There are three processes responsible for the creation of elements heavier than iron: the S-process, the R-process and the Rp-process (sometimes called the P-process). The S-process (slow neutron capture) occurs in low- to medium-mass stars and is when neutrons emitted by fusion reactions between lighter elements are absorbed by heavy nuclei like iron; this process forms about half of the elements heavier than iron.

The R-process (rapid neutron capture) probably occurs in the core of core-collapse supernovae when electrons are forced back “inside” protons to produce an extremely high flux of neutrons which are rapidly absorbed (hence the name) by heavy nuclei like iron. The R-process forms about half of the elements heavier than iron, and most if not all of the heaviest elements like uranium.

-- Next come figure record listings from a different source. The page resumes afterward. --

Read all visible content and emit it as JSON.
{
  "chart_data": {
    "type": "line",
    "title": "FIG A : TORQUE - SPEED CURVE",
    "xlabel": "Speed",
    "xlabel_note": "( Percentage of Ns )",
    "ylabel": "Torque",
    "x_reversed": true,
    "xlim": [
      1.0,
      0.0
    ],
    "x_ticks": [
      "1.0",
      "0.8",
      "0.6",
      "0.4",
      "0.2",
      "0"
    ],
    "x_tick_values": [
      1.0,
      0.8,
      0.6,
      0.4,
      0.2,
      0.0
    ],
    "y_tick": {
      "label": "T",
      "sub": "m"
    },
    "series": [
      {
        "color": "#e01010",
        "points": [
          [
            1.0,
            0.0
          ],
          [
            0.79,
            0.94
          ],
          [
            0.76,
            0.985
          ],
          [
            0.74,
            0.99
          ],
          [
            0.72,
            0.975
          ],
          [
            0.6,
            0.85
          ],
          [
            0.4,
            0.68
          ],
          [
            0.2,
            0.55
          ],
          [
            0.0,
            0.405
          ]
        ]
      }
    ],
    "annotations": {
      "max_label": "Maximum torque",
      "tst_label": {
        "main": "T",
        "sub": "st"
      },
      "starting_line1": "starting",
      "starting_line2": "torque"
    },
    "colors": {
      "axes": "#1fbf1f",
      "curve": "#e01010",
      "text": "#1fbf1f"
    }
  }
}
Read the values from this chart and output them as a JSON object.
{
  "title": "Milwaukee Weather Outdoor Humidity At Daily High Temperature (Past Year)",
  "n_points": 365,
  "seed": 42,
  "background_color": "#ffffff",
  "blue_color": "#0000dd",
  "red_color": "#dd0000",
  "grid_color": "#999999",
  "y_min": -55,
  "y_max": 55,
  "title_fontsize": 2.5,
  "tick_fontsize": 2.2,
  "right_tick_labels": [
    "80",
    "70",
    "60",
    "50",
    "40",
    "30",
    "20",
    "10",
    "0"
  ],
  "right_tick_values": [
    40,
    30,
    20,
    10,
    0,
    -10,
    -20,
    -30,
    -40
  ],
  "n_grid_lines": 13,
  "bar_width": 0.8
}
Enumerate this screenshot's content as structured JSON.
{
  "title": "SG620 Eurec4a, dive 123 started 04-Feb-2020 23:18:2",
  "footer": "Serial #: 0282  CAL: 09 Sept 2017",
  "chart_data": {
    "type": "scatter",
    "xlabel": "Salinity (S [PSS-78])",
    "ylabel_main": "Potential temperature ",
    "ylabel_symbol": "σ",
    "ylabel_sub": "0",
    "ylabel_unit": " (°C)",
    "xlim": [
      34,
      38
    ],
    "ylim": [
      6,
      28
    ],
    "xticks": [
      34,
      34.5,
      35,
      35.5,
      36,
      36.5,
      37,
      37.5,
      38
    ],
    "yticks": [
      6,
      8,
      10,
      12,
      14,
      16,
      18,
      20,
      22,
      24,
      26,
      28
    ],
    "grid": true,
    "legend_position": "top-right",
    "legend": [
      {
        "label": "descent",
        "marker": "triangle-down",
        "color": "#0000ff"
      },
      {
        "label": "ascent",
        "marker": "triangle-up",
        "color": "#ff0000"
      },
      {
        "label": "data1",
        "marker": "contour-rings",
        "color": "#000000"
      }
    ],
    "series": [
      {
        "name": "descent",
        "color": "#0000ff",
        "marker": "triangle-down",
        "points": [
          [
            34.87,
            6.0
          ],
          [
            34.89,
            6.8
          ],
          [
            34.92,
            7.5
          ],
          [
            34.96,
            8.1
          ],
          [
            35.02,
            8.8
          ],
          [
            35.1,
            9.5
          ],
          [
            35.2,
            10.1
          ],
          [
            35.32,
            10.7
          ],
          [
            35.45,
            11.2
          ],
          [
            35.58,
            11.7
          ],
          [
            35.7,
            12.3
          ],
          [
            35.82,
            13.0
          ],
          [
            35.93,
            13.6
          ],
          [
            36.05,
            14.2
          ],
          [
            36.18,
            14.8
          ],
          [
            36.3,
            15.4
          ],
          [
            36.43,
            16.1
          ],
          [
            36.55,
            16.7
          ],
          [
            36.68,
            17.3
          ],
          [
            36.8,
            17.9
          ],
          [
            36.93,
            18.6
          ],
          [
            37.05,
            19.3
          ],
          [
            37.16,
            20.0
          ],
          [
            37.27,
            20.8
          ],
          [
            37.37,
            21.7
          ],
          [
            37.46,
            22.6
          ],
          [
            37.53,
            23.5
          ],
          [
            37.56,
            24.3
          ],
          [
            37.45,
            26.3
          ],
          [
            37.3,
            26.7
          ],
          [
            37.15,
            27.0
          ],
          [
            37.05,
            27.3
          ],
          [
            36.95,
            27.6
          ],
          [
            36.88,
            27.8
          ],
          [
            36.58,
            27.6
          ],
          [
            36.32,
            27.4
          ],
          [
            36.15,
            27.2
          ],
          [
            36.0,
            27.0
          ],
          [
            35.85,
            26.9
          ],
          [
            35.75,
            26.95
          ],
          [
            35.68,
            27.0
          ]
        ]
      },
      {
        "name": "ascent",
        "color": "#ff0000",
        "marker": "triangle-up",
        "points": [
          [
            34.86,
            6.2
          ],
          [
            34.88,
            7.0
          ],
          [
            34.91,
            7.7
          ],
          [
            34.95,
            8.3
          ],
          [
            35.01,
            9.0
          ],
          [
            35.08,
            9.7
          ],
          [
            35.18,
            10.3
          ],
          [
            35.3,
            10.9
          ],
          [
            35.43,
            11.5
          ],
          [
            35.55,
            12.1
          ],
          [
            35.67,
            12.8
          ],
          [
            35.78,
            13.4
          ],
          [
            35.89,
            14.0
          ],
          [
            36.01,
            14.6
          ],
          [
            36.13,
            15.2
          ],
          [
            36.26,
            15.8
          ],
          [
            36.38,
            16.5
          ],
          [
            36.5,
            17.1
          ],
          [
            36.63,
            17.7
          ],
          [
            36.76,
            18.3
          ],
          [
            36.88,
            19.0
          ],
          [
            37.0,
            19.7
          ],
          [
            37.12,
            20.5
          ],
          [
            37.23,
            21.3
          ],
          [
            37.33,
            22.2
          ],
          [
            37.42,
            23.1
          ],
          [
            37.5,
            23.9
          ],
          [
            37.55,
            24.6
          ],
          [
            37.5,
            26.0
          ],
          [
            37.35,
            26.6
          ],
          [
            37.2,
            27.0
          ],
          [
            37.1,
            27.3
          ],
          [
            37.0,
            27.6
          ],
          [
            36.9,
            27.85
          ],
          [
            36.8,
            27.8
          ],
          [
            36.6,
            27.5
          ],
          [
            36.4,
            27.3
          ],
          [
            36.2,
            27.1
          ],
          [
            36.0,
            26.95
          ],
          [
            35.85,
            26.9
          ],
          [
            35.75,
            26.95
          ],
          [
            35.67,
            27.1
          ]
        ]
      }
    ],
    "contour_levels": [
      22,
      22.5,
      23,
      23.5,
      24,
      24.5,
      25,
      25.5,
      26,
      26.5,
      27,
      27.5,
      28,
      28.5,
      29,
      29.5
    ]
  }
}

A minority of the heavier elements are formed by the Rp-process (rapid proton capture), and these are all lighter elements (evidence suggests it cannot form elements heavier than tellurium (Z=52). It occurs in very high-temperature hydrogen-rich environments like the outer layers of a star undergoing a core-collapse supernova.

Trace amounts of heavier-than-iron elements with atomic numbers 92 to 99 were, and are, also produced naturally on Earth by radioactive decay processes.

Einsteinium to Ununoctium (Z=99 to Z=118)

Small amounts of the lightest of these elements may be produced as outlined above by the S-, R- and Rp-processes, but the majority of them have only ever been produced artificially, in laboratories, by humans. They are all extremely radioactive and have very short half-lives so only exist for tiny fractions of a second when they are created (e.g. element 118, ununoctium has a half life of about 0.9 milliseconds).

The processes by which these heaviest of the elements are created vary. Einsteinium was first detected as a by-product of the first fusion bomb (H-bomb) test, fermium is formed by bombarding lighter lanthanides with neutrons, and mendelevium by the bombardment of californium by alpha particles. The remaining elements have all been created by smashing together two larger nuclei: for example, ununoctium was first produced by colliding krypton-86 and lead-208.

Tons and Tonnes

Every time I see the word “ton” or “tonne” used to describe mass or weight I have to go back and check exactly what the terms mean, so for my sanity and your reference, here is an explanation of the differences.


The long ton is an outdated unit, equivalent to 1016 kilograms, still sometimes used in the UK and in other countries that previously used the Imperial system of measurements.

The short ton is one of the US customary units, equivalent to 907 kilograms. For certain types of measurements (e.g. the tonnage of Navy ships) the long ton is used instead.

The tonne is 1000 kilograms, and is part of the International System of Units, which is why it it often referred to as a metric tonne.

A long ton is 12% larger than a short ton, and 1.6% larger than a tonne. A short ton is 9.3% smaller than a tonne and 11% smaller than a long ton. A tonne is 1.6% smaller than a long ton and 10% larger than a short ton. And if you read that out loud you’ll realise how dangerous using the ton/tonne can be.